For instance, if $k=5$ we have $k^2+1=26$ where $13$ is a prime divisor bigger than $2k=10$.
I try to follow Euclid's proof. By absurd, suppose that the set of the positive integers such that $k^2+1$ has a prime divisor bigger than $2k$ is finite.

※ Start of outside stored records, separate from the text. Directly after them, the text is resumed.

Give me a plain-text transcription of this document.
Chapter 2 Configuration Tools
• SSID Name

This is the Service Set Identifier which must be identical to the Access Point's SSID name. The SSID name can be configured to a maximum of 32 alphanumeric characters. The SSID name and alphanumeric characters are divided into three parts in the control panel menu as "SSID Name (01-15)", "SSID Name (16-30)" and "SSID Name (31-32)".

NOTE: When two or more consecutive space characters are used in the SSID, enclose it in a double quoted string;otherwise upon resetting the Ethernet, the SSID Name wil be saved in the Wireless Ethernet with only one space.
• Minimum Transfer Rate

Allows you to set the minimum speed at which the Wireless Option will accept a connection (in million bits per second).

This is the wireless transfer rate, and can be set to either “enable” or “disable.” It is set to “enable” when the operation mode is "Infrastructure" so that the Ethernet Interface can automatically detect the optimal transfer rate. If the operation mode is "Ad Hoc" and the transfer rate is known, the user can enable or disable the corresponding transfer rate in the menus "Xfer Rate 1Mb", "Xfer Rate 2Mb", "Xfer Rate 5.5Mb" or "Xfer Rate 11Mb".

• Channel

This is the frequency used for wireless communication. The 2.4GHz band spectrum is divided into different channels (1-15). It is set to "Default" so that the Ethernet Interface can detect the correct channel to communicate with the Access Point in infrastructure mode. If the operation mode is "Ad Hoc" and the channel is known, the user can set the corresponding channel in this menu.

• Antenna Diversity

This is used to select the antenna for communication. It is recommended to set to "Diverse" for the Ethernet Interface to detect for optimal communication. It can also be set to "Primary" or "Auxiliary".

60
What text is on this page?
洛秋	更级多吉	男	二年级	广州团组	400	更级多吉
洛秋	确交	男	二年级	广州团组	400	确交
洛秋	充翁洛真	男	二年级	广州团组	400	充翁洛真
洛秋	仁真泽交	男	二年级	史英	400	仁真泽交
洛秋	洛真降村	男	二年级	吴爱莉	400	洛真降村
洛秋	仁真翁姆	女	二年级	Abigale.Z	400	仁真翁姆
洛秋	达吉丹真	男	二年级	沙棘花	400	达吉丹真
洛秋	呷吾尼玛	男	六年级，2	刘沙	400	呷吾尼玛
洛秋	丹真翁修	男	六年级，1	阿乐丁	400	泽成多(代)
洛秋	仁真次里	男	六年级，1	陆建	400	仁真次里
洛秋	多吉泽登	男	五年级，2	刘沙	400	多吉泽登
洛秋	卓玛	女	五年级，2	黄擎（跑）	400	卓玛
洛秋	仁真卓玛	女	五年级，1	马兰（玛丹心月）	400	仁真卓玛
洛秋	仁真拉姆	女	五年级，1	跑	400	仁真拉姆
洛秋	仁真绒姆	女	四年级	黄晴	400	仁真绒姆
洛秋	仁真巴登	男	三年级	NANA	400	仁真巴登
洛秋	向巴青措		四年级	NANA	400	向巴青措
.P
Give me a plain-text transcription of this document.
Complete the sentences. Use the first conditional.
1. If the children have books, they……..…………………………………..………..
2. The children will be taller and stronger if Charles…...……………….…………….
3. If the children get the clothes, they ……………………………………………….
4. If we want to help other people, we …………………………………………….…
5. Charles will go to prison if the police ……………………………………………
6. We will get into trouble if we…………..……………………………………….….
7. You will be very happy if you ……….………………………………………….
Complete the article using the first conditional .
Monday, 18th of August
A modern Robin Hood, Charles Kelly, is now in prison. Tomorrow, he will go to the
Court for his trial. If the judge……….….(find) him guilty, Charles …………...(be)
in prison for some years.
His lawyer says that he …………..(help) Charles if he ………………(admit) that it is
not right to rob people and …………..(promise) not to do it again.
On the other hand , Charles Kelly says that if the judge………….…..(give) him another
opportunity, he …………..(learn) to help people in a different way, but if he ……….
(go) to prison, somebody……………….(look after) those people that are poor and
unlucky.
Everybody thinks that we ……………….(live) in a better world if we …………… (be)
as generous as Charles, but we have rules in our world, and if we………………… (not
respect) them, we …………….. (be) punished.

We denote : $k_1,...,k_n$ these numbers.
Now we want to build $k_{n+1}$ which depends on the others and checks the property. But I don't know how to continue.
Thanks in advance !
Suppose, for the sake of contradiction, that only $k_1,\ldots,k_n$ satisfy the requirements. Now let $q_1,\ldots,q_m$ be all prime numbers dividing at least one of the numbers $k_1^2+1,\ldots,k_n^2+1$ and define $N:=(2q_1\cdots q_m)^2+1$ and let $p$ be any prime factor of $N.$ Suppose that $2q_1\cdots q_m\equiv r\pmod p,$ with $1\leqslant r\leqslant p-1$ and set $M:=\min\{r,p-r\}.$ Note that $p-r\geqslant p/2$ if and only if $p/2\geqslant r.$ Then $M^2+1\equiv0\pmod p$ and also $M\leqslant p/2$ however, since $N$ is odd, then $p$ is odd so $M<p/2$ or equivalently $2M<p.$ It follows that $M=k_i$ for some $i,$ which implies that $p=q_j$ for some $j,$ which is clearly false.